IRS allows e-filing of amended tax returns from the 2019 tax year onwards. If you wish to amend returns for 2018 or earlier, you will have to submit a print copy of the completed Form 1040-X and any other accompanying forms. You will then mail all the forms and schedules to the address provided by the IRS.

If you wish to amend prior year tax return online, you will need to submit all the necessary forms and schedules, along with the electronic Form 1040 and 1040-SR amended returns. It is advisable to reach out to your preferred tax software provider to guide you through the process of electronic amendment of returns.

In some cases, a tax return amendment could result in a higher tax bill. That means you will have to make an additional payment on tax either by mailing a check with the amended return or making an online payment to the IRS after logging into their system.

Tracking Your Amended Return’s Status

After filing your amended return, you can check its status using the “Where’s My Amended Return” tool. Usually, the IRS takes up to 16 weeks to process your amended return, and it may take up to three weeks from the date of submission for it to show on the IRS system.

Using this online tool or calling the IRS automated toll-free number 866-464-2050 is the fastest and most recommended way to know your amended return’s status.

Superseding Return vs. Amended Return

It is possible to file a tax return and discover a mistake the next day. In cases where the filing deadline, including the extension period, has not passed, you don’t have to file an amended return. Rather, you can file what is referred to as a superseding return.

This is where you amend return before due date by filing a second return. The second return supersedes the first one, and the IRS treats it as the original return. E-filing of a superseding return is not allowed, and amendment must be done on a paper Form 1040.

While it is advisable to file your amended return before it is too late, it’s still not a good idea to file it too quickly. If you are expecting a refund, wait until the IRS issues the refund before amending the return for that tax year.
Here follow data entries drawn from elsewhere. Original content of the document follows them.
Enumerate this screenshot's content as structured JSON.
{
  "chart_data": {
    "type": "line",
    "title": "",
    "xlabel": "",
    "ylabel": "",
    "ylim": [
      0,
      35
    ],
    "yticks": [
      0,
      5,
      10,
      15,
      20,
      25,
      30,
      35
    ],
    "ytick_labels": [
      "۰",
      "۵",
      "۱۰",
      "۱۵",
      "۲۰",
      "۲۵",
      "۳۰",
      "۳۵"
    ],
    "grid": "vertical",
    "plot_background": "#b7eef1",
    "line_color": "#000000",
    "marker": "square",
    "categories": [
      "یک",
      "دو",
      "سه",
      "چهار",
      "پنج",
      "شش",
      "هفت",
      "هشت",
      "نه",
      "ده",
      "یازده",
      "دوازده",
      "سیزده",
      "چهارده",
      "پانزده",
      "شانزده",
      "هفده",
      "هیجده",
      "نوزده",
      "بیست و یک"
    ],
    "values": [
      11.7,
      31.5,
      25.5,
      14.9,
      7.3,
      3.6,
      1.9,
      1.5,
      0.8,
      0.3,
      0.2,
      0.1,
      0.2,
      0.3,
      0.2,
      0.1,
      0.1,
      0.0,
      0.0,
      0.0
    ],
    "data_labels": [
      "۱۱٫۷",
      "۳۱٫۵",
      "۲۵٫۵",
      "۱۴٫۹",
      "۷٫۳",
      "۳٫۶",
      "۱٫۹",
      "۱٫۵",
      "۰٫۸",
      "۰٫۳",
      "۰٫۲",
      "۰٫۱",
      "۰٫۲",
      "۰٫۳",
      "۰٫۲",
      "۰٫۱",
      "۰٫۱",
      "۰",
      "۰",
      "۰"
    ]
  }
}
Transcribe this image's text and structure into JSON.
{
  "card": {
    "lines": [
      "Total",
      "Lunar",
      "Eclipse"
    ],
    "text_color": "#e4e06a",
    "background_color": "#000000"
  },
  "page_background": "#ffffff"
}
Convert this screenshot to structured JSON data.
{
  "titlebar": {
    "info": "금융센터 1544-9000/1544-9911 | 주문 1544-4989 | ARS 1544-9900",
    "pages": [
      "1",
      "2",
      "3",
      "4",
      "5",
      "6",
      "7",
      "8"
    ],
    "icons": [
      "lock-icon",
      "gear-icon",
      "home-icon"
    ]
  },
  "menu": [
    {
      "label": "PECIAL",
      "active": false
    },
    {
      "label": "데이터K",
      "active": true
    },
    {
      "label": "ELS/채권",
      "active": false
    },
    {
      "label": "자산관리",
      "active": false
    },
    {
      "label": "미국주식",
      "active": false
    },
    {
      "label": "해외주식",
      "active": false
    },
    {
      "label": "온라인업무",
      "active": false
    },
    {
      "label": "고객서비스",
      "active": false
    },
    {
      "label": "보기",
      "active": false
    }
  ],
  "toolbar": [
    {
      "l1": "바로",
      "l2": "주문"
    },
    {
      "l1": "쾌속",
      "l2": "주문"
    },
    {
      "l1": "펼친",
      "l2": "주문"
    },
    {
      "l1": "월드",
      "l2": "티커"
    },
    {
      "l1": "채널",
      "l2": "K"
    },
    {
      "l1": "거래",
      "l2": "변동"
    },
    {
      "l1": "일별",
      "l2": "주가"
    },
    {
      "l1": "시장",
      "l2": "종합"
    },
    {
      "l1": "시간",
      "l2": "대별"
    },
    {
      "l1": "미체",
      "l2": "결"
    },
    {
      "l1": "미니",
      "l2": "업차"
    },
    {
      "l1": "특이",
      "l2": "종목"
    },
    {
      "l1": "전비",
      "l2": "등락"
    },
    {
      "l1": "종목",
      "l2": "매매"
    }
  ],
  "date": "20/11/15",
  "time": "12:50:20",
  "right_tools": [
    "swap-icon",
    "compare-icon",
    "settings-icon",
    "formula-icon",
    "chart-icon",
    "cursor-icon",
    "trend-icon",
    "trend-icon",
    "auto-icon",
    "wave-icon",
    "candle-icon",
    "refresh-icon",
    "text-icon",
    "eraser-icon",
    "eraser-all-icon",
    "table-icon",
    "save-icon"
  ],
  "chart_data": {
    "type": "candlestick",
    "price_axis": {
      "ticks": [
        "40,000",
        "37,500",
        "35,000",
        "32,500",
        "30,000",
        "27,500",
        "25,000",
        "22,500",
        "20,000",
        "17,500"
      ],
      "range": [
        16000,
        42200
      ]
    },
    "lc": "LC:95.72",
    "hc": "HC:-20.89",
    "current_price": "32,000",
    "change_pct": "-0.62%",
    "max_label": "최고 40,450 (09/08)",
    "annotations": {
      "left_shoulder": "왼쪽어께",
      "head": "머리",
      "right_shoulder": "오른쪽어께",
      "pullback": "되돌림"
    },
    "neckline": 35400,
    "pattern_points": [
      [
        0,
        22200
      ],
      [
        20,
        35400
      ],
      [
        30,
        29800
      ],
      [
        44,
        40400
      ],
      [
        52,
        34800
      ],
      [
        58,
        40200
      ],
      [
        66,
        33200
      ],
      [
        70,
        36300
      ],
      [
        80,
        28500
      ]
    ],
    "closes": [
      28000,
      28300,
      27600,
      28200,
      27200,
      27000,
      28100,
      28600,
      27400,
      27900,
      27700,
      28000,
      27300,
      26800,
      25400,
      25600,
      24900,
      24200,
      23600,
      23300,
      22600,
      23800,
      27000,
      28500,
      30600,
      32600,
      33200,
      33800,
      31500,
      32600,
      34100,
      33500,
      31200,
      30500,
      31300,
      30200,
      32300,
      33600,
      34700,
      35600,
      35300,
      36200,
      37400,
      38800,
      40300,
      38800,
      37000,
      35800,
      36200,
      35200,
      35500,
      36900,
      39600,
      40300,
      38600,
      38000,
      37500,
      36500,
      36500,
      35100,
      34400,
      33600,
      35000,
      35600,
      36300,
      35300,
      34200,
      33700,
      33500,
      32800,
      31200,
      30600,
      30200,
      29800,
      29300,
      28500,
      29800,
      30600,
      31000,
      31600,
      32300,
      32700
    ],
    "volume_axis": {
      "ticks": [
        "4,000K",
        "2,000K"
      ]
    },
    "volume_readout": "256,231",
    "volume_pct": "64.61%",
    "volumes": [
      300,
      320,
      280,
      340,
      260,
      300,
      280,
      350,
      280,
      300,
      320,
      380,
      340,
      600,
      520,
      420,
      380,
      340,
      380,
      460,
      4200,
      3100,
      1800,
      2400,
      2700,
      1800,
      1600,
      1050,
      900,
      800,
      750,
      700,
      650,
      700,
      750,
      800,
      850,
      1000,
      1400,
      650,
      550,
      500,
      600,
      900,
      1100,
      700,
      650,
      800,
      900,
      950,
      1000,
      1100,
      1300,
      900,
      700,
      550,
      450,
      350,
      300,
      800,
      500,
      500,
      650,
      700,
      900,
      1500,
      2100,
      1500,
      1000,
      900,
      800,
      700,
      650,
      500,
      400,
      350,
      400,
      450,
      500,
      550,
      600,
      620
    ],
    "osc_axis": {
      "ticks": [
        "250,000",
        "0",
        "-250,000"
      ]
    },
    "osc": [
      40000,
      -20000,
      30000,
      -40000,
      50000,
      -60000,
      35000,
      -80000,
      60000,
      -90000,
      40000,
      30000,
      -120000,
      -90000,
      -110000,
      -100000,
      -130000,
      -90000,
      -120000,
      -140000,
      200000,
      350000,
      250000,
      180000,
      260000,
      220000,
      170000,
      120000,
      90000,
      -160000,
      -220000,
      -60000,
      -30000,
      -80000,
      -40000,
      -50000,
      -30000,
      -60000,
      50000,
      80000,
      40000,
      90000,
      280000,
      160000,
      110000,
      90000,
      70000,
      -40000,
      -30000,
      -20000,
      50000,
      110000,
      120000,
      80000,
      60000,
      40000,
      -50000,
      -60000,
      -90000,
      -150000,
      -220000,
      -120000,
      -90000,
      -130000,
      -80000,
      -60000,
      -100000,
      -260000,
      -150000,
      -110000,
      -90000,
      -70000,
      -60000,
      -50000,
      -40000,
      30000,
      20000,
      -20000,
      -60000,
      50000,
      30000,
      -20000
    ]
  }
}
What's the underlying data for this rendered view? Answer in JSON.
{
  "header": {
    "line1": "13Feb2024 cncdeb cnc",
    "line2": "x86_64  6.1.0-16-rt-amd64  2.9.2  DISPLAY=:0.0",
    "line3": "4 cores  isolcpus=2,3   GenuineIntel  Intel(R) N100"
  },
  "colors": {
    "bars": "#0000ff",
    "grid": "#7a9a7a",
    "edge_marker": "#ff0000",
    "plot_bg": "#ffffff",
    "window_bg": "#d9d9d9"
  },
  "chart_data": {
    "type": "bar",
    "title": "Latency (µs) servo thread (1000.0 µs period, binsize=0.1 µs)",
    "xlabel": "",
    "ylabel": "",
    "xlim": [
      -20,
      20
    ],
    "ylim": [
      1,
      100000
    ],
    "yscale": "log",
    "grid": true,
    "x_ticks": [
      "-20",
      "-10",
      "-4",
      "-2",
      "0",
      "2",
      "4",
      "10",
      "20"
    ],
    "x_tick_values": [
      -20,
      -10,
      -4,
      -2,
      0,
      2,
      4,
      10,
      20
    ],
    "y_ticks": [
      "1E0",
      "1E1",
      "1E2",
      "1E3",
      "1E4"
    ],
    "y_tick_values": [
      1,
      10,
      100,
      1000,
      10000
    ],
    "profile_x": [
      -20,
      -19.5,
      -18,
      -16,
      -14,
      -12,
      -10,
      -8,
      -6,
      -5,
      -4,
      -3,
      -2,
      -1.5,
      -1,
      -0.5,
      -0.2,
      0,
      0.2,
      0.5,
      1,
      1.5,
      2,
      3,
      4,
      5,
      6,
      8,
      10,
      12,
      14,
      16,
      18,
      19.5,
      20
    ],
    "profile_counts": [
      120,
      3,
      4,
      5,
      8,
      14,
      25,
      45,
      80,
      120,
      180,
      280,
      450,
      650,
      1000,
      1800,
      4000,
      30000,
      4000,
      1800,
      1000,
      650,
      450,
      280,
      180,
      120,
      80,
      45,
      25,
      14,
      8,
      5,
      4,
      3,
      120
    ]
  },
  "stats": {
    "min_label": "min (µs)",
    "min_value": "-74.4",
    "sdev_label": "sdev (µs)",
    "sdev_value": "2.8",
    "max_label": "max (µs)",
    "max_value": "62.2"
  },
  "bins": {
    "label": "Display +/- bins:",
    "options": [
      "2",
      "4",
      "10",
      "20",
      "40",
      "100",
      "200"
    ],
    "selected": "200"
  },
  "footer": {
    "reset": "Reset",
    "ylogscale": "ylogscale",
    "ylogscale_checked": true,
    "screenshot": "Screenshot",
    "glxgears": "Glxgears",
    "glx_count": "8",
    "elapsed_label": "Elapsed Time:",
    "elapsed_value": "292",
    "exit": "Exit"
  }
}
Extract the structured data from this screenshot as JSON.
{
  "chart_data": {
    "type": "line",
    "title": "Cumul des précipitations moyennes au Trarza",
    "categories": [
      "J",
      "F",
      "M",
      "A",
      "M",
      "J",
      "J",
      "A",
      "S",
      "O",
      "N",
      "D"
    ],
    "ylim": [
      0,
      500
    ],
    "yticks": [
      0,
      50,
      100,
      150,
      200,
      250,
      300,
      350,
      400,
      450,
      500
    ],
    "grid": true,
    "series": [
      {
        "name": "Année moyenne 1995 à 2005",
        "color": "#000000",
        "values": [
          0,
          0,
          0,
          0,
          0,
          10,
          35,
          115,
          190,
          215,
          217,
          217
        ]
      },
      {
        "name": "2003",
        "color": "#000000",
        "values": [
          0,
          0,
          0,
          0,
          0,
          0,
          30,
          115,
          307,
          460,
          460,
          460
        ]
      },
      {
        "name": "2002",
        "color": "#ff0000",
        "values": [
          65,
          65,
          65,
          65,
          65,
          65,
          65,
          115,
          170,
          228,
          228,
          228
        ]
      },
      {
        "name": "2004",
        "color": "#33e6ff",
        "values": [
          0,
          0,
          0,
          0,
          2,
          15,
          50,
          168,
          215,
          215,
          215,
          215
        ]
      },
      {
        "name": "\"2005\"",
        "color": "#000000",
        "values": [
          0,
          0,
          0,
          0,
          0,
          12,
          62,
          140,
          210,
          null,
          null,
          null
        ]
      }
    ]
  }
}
Also, you can file an amended return for the same tax year as many times as you like. However, you should wait until the IRS processes and accepts the first amended return before sending a second one. This is to ensure that the amendment is properly done.

Bottom Line

Most folks in the working class will have to make a tax return if they earn more than a certain amount every tax year. Mistakes happen when filing a return, and you may need to make changes on a prior return. The IRS allows you to amend prior returns by filing Form 1040-X and attaching the necessary forms and schedules. It is advisable to seek the services of a tax professional if you’re not sure how to amend prior returns.